Deux grands événements viennent changer la vie de Fitz : la naissance d’Abeille et la mort de Molly. Cette dernière était celle qui s’occupait du matin au soir de sa fille, les deux ne se quittaient pas. Abeille avait du mal à supporter la présence de Fitz, lui qui débordait d’Art. Molly décédée, il faut que quelqu’un s’occupe d’Abeille. Une Abeille que tout le monde juge différente à cause de son physique et du fait qu’elle ne parle pas. Ortie n’a alors pas grande confiance en père, elle doute de ses capacités parentales et elle le lui dit clairement (« tu ne peux pas t’occuper d’elle. Si je ne te connaissais pas, je penserais qu’elle a peur de toi »). Mais, Fitz reste sourd à ses critiques et lui répète qu’il est tout à fait capable de s’occuper d’Abeille. Abeille a beau répété qu’elle veut rester avec son père, Ortie ne change pas d’avis. Elle envoie même son compagnon Crible tâter le terrain, voir comment ça se passe : « Ortie s’inquiète pour sa sœur. Je lui répète que vous êtes beaucoup plus capable qu’elle ne le croit, mais ça ne l’empêche pas de préparer un appartement et un tuteur pour la petite ». L’Art permet à Fitz et à Ortie de communiquer. Cette magie offre surtout à Abeille l’opportunité de donner des conseils avisés à son père, surtout que Fitz a eu une enfance particulière, sans réelle personne ne veillant sur lui au quotidien. Certes, Umbre et Burrich ont participé à son éducation, mais le premier se concentrait sur les leçons d’espionnage et le deuxième l’a fait baigner dans un univers essentiellement masculin et de labeur. Ortie sait ce que ça peut être de se retrouver dans un monde totalement nouveau sans y avoir été préparé, elle sait aussi que des choses peuvent échapper au regard d’un père, aussi attentionné soit-il. Ses propos sont clairs : « ne la laisse pas vagabonder comme un chat errant (…) Abeille est jalouse d’Evite et de la considération qu’elle réclame ; n’en rajoute pas. Tu n’as qu’une enfant à ta charge, Fitz ; fais attention à elle. »

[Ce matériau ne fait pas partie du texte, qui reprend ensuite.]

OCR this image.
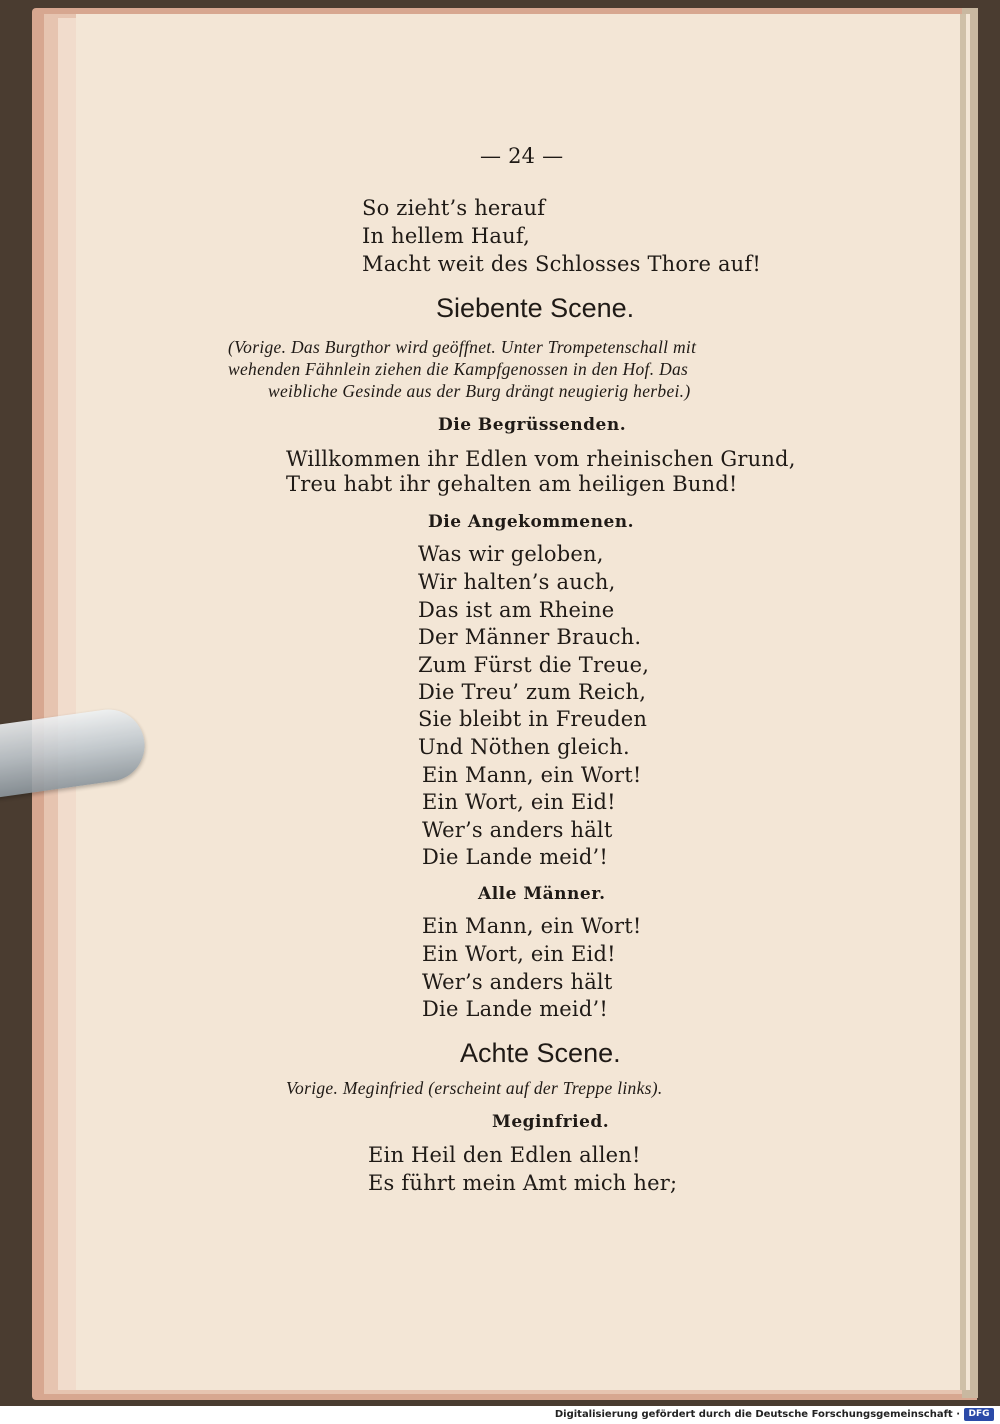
— 24 —

So zieht’s herauf

In hellem Hauf,

Macht weit des Schlosses Thore auf!

Siebente Scene.

(Vorige. Das Burgthor wird geöffnet. Unter Trompetenschall mit

wehenden Fähnlein ziehen die Kampfgenossen in den Hof. Das

weibliche Gesinde aus der Burg drängt neugierig herbei.)

Die Begrüssenden.

Willkommen ihr Edlen vom rheinischen Grund,

Treu habt ihr gehalten am heiligen Bund!

Die Angekommenen.

Was wir geloben,

Wir halten’s auch,

Das ist am Rheine

Der Männer Brauch.

Zum Fürst die Treue,

Die Treu’ zum Reich,

Sie bleibt in Freuden

Und Nöthen gleich.

Ein Mann, ein Wort!

Ein Wort, ein Eid!

Wer’s anders hält

Die Lande meid’!

Alle Männer.

Ein Mann, ein Wort!

Ein Wort, ein Eid!

Wer’s anders hält

Die Lande meid’!

Achte Scene.

Vorige. Meginfried (erscheint auf der Treppe links).

Meginfried.

Ein Heil den Edlen allen!

Es führt mein Amt mich her;

Digitalisierung gefördert durch die Deutsche Forschungsgemeinschaft · DFG
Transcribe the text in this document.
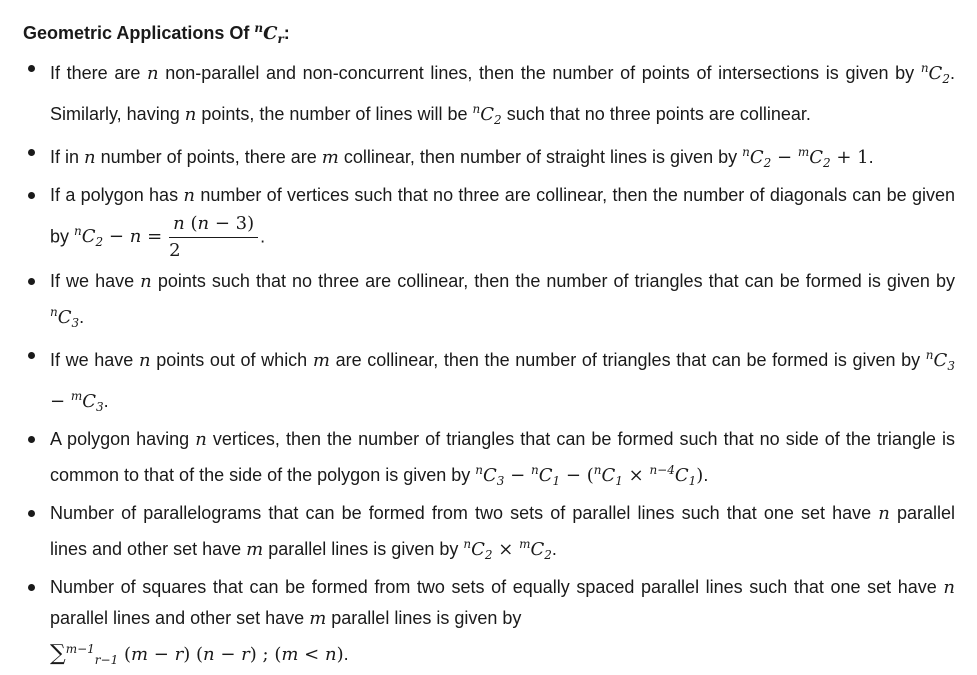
Geometric Applications Of $^nC_r$:
If there are n non-parallel and non-concurrent lines, then the number of points of intersections is given by $^nC_2$. Similarly, having n points, the number of lines will be $^nC_2$ such that no three points are collinear.
If in n number of points, there are m collinear, then number of straight lines is given by $^nC_2 - ^mC_2 + 1$.
If a polygon has n number of vertices such that no three are collinear, then the number of diagonals can be given by $^nC_2 - n = \frac{n (n - 3)}{2}$ .
If we have n points such that no three are collinear, then the number of triangles that can be formed is given by $^nC_3$.
If we have n points out of which m are collinear, then the number of triangles that can be formed is given by $^nC_3 - ^mC_3$.
A polygon having n vertices, then the number of triangles that can be formed such that no side of the triangle is common to that of the side of the polygon is given by $^nC_3 - ^nC_1 - (^nC_1 \times ^{n-4}C_1)$.
Number of parallelograms that can be formed from two sets of parallel lines such that one set have n parallel lines and other set have m parallel lines is given by $^nC_2 \times ^mC_2$.
Number of squares that can be formed from two sets of equally spaced parallel lines such that one set have n parallel lines and other set have m parallel lines is given by
∑$^{m-1}_{r-1}$ (m − r) (n − r) ; (m < n).
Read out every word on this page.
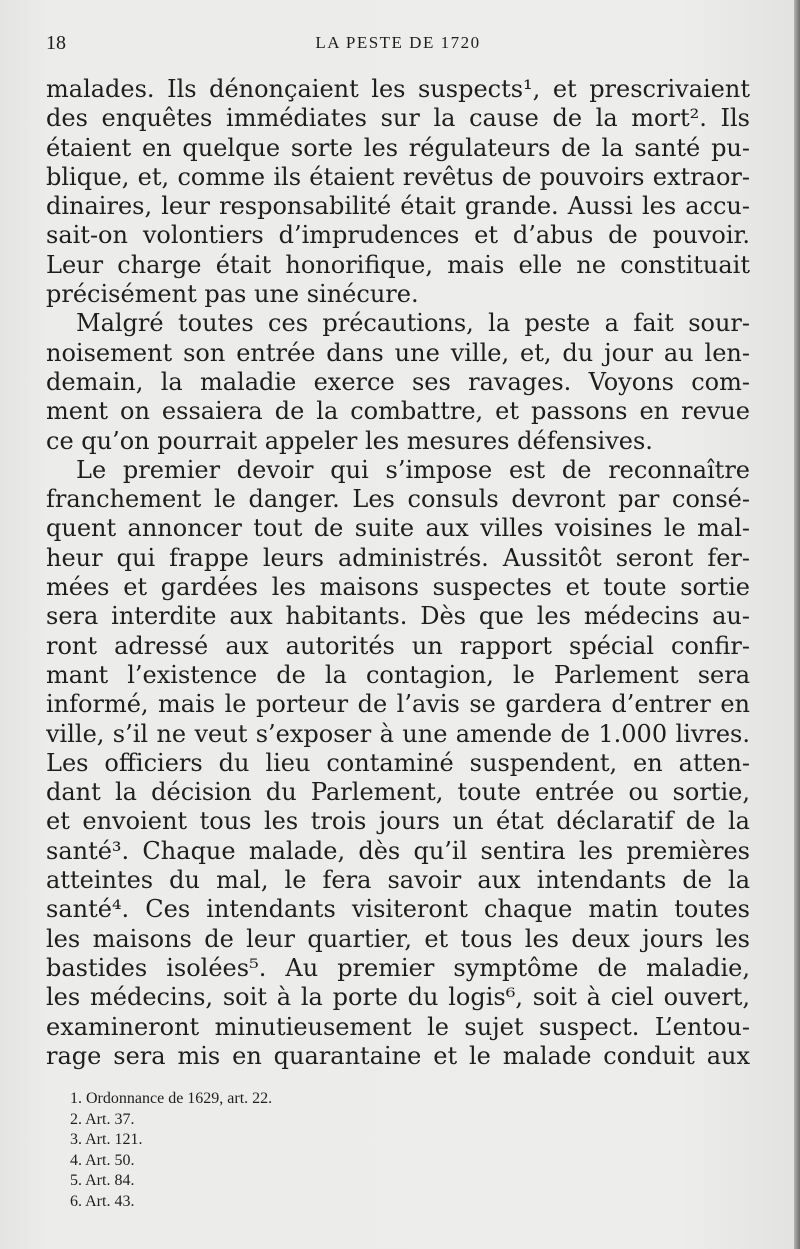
18	LA PESTE DE 1720
malades. Ils dénonçaient les suspects¹, et prescrivaient
des enquêtes immédiates sur la cause de la mort². Ils
étaient en quelque sorte les régulateurs de la santé pu-
blique, et, comme ils étaient revêtus de pouvoirs extraor-
dinaires, leur responsabilité était grande. Aussi les accu-
sait-on volontiers d’imprudences et d’abus de pouvoir.
Leur charge était honorifique, mais elle ne constituait
précisément pas une sinécure.
Malgré toutes ces précautions, la peste a fait sour-
noisement son entrée dans une ville, et, du jour au len-
demain, la maladie exerce ses ravages. Voyons com-
ment on essaiera de la combattre, et passons en revue
ce qu’on pourrait appeler les mesures défensives.
Le premier devoir qui s’impose est de reconnaître
franchement le danger. Les consuls devront par consé-
quent annoncer tout de suite aux villes voisines le mal-
heur qui frappe leurs administrés. Aussitôt seront fer-
mées et gardées les maisons suspectes et toute sortie
sera interdite aux habitants. Dès que les médecins au-
ront adressé aux autorités un rapport spécial confir-
mant l’existence de la contagion, le Parlement sera
informé, mais le porteur de l’avis se gardera d’entrer en
ville, s’il ne veut s’exposer à une amende de 1.000 livres.
Les officiers du lieu contaminé suspendent, en atten-
dant la décision du Parlement, toute entrée ou sortie,
et envoient tous les trois jours un état déclaratif de la
santé³. Chaque malade, dès qu’il sentira les premières
atteintes du mal, le fera savoir aux intendants de la
santé⁴. Ces intendants visiteront chaque matin toutes
les maisons de leur quartier, et tous les deux jours les
bastides isolées⁵. Au premier symptôme de maladie,
les médecins, soit à la porte du logis⁶, soit à ciel ouvert,
examineront minutieusement le sujet suspect. L’entou-
rage sera mis en quarantaine et le malade conduit aux
1. Ordonnance de 1629, art. 22.
2. Art. 37.
3. Art. 121.
4. Art. 50.
5. Art. 84.
6. Art. 43.
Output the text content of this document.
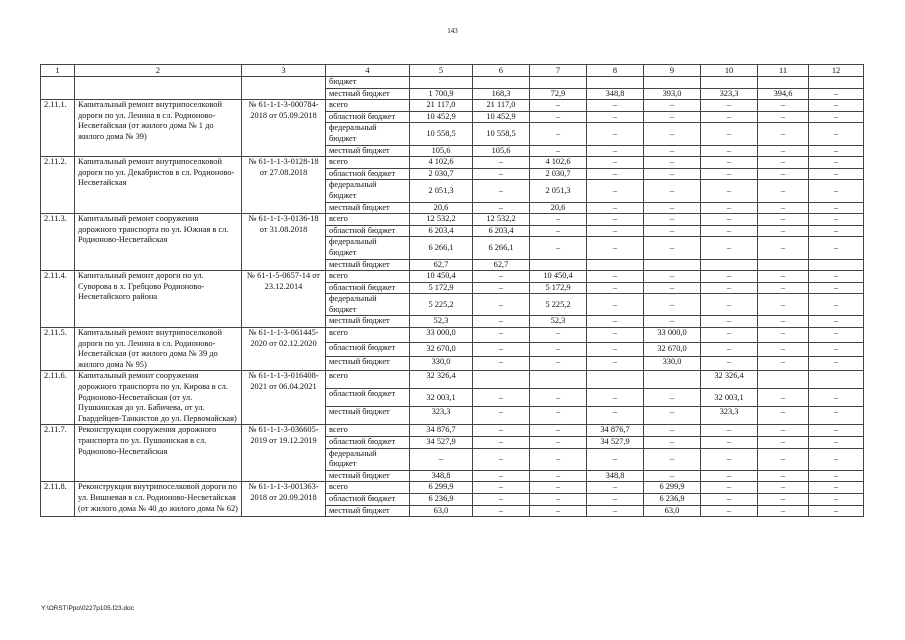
143
1	2	3	4	5	6	7	8	9	10	11	12
			бюджет								
			местный бюджет	1 700,9	168,3	72,9	348,8	393,0	323,3	394,6	–
2.11.1.	Капитальный ремонт внутрипоселковой дороги по ул. Ленина в сл. Родионово-Несветайская (от жилого дома № 1 до жилого дома № 39)	№ 61-1-1-3-000784-2018 от 05.09.2018	всего	21 117,0	21 117,0	–	–	–	–	–	–
			областной бюджет	10 452,9	10 452,9	–	–	–	–	–	–
			федеральный бюджет	10 558,5	10 558,5	–	–	–	–	–	–
			местный бюджет	105,6	105,6	–	–	–	–	–	–
2.11.2.	Капитальный ремонт внутрипоселковой дороги по ул. Декабристов в сл. Родионово-Несветайская	№ 61-1-1-3-0128-18 от 27.08.2018	всего	4 102,6	–	4 102,6	–	–	–	–	–
			областной бюджет	2 030,7	–	2 030,7	–	–	–	–	–
			федеральный бюджет	2 051,3	–	2 051,3	–	–	–	–	–
			местный бюджет	20,6	–	20,6	–	–	–	–	–
2.11.3.	Капитальный ремонт сооружения дорожного транспорта по ул. Южная в сл. Родионово-Несветайская	№ 61-1-1-3-0136-18 от 31.08.2018	всего	12 532,2	12 532,2	–	–	–	–	–	–
			областной бюджет	6 203,4	6 203,4	–	–	–	–	–	–
			федеральный бюджет	6 266,1	6 266,1	–	–	–	–	–	–
			местный бюджет	62,7	62,7						
2.11.4.	Капитальный ремонт дороги по ул. Суворова в х. Гребцово Родионово-Несветайского района	№ 61-1-5-0657-14 от 23.12.2014	всего	10 450,4	–	10 450,4	–	–	–	–	–
			областной бюджет	5 172,9	–	5 172,9	–	–	–	–	–
			федеральный бюджет	5 225,2	–	5 225,2	–	–	–	–	–
			местный бюджет	52,3	–	52,3	–	–	–	–	–
2.11.5.	Капитальный ремонт внутрипоселковой дороги по ул. Ленина в сл. Родионово-Несветайская (от жилого дома № 39 до жилого дома № 95)	№ 61-1-1-3-061445-2020 от 02.12.2020	всего	33 000,0	–	–	–	33 000,0	–	–	–
			областной бюджет	32 670,0	–	–	–	32 670,0	–	–	–
			местный бюджет	330,0	–	–	–	330,0	–	–	–
2.11.6.	Капитальный ремонт сооружения дорожного транспорта по ул. Кирова в сл. Родионово-Несветайская (от ул. Пушкинская до ул. Бабичева, от ул. Гвардейцев-Танкистов до ул. Первомайская)	№ 61-1-1-3-016408-2021 от 06.04.2021	всего	32 326,4					32 326,4		
			областной бюджет	32 003,1	–	–	–	–	32 003,1	–	–
			местный бюджет	323,3	–	–	–	–	323,3	–	–
2.11.7.	Реконструкция сооружения дорожного транспорта по ул. Пушкинская в сл. Родионово-Несветайская	№ 61-1-1-3-036605-2019 от 19.12.2019	всего	34 876,7	–	–	34 876,7	–	–	–	–
			областной бюджет	34 527,9	–	–	34 527,9	–	–	–	–
			федеральный бюджет	–	–	–	–	–	–	–	–
			местный бюджет	348,8	–	–	348,8	–	–	–	–
2.11.8.	Реконструкция внутрипоселковой дороги по ул. Вишневая в сл. Родионово-Несветайская (от жилого дома № 40 до жилого дома № 62)	№ 61-1-1-3-001363-2018 от 20.09.2018	всего	6 299,9	–	–	–	6 299,9	–	–	–
			областной бюджет	6 236,9	–	–	–	6 236,9	–	–	–
			местный бюджет	63,0	–	–	–	63,0	–	–	–
Y:\ORST\Ppo\0227p105.f23.doc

Il est assez heureux qu’elle ait su très tard que Fitz avait brûlé un cadavre devant sa propre petite fille !

Ortie connaît bien Fitz. Elle a connu son père grâce à l’Art. Il était alors Fantôme-de-loup, il s’était créé un univers triste et sombre. Ortie sait donc que Fitz a tendance à se complaire dans le mélodrame. A la mort de Molly, elle se demande donc comment va réagir Fitz. Fitz se répand alors dans l’Art comme s’il avait envie de se suicider. La réponse d’Ortie est cinglante : « je me rendrais à Flétribois, je fermerais le domaine, j’emmènerais Abeille et je te laisserais baver dans un coin (…) la douleur ne cesse pas, alors supporte-la, parce que tu n’es pas le seul à l’éprouver ». Les mots d’Ortie peuvent sembler durs, ils le sont sans aucun doute. Mais, elle sait bien qu’il faut être ferme avec son père.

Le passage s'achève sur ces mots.